By Eric Feldman and James Parks

On a motion to dismiss in Prairie Capital III, L.P. v. Double E Holding Corp., the Delaware Court of Chancery, granting in part and denying in part the defendant’s motion, re-enforced the importance of bargained-for contractual terms in the context of a dispute over a transaction consummated pursuant to a stock purchase agreement.

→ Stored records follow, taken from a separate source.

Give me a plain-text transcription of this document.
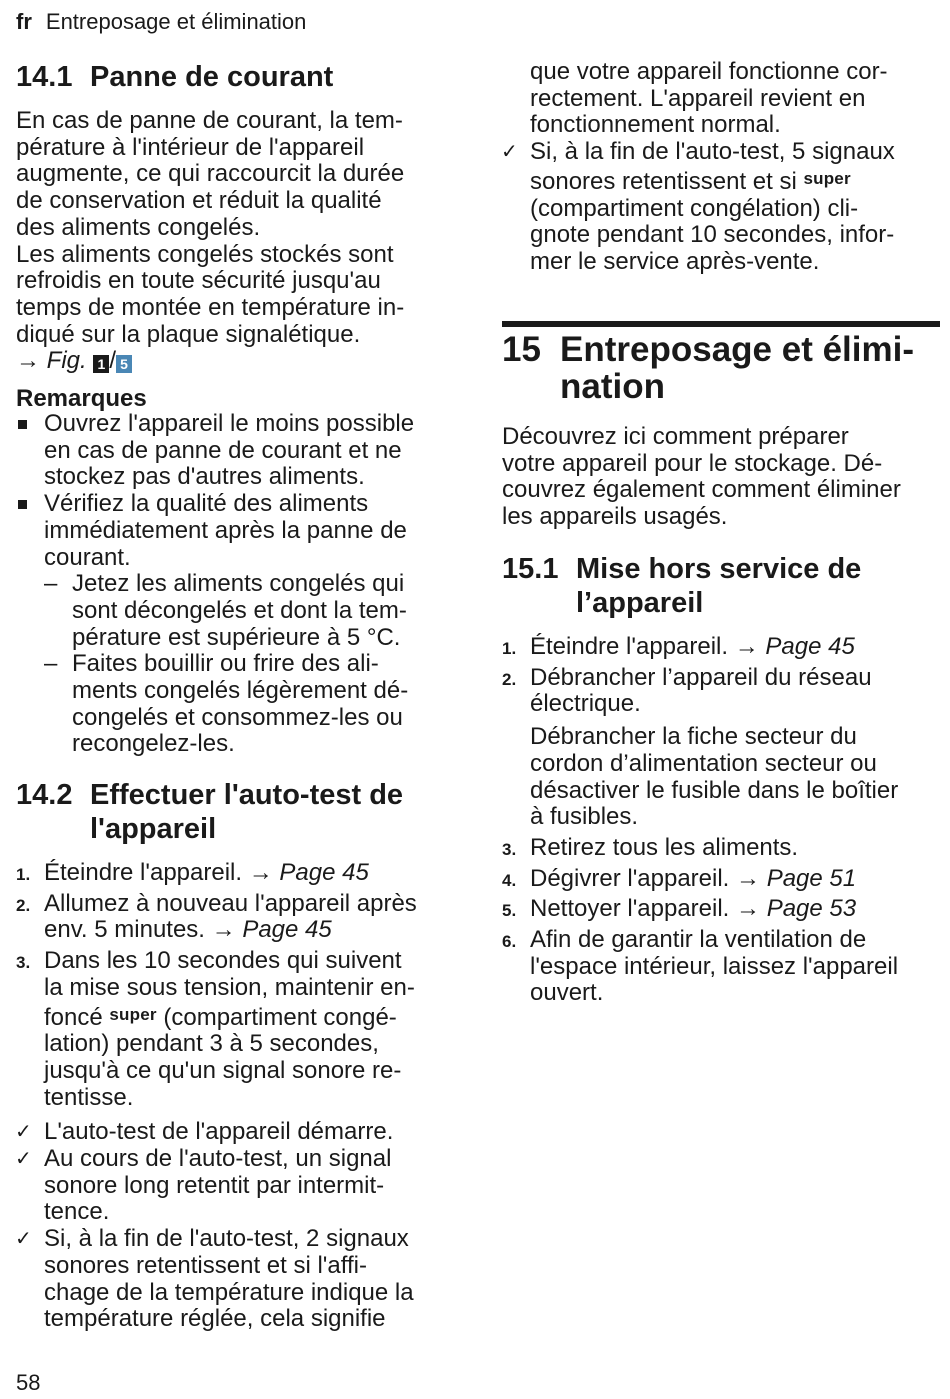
fr Entreposage et élimination
14.1 Panne de courant
En cas de panne de courant, la tem-
pérature à l'intérieur de l'appareil
augmente, ce qui raccourcit la durée
de conservation et réduit la qualité
des aliments congelés.
Les aliments congelés stockés sont
refroidis en toute sécurité jusqu'au
temps de montée en température in-
diqué sur la plaque signalétique.
→ Fig. 1 / 5
Remarques
Ouvrez l'appareil le moins possible
en cas de panne de courant et ne
stockez pas d'autres aliments.
Vérifiez la qualité des aliments
immédiatement après la panne de
courant.
– Jetez les aliments congelés qui
sont décongelés et dont la tem-
pérature est supérieure à 5 °C.
– Faites bouillir ou frire des ali-
ments congelés légèrement dé-
congelés et consommez-les ou
recongelez-les.
14.2 Effectuer l'auto-test de
l'appareil
1. Éteindre l'appareil. → Page 45
2. Allumez à nouveau l'appareil après
env. 5 minutes. → Page 45
3. Dans les 10 secondes qui suivent
la mise sous tension, maintenir en-
foncé $^{super}$ (compartiment congé-
lation) pendant 3 à 5 secondes,
jusqu'à ce qu'un signal sonore re-
tentisse.
✓ L'auto-test de l'appareil démarre.
✓ Au cours de l'auto-test, un signal
sonore long retentit par intermit-
tence.
✓ Si, à la fin de l'auto-test, 2 signaux
sonores retentissent et si l'affi-
chage de la température indique la
température réglée, cela signifie
que votre appareil fonctionne cor-
rectement. L'appareil revient en
fonctionnement normal.
✓ Si, à la fin de l'auto-test, 5 signaux
sonores retentissent et si $^{super}$
(compartiment congélation) cli-
gnote pendant 10 secondes, infor-
mer le service après-vente.
15 Entreposage et élimi-
nation
Découvrez ici comment préparer
votre appareil pour le stockage. Dé-
couvrez également comment éliminer
les appareils usagés.
15.1 Mise hors service de
l’appareil
1. Éteindre l'appareil. → Page 45
2. Débrancher l’appareil du réseau
électrique.
Débrancher la fiche secteur du
cordon d’alimentation secteur ou
désactiver le fusible dans le boîtier
à fusibles.
3. Retirez tous les aliments.
4. Dégivrer l'appareil. → Page 51
5. Nettoyer l'appareil. → Page 53
6. Afin de garantir la ventilation de
l'espace intérieur, laissez l'appareil
ouvert.
58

The case involves a transaction between two private equity firms, Prairie Capital Partners and Incline Equity Partners. Prairie Capital Partners, through its sponsored funds Prairie Capital III, L.P and Prairie Capital III QP, L.P. (collectively, “Prairie Capital”), owned Double E Parent LLC (the “Company”), a portfolio company, which it sold to Double E Holding Corp., which was an acquisition vehicle formed by Incline Equity Partners III, L.P., which was sponsored by Incline Equity Partners (collectively the “Buyer”). Prairie Capital III L.P. and Prairie Capital III QP, L.P. (the “Sellers”) were the principal sellers, and the Stock Purchase Agreement (the “SPA”) was signed and the transaction closed on April 4, 2012.  The SPA established an escrow fund for a limited period of time for the parties’ respective indemnification obligations and included procedures to make a claim against such escrow fund.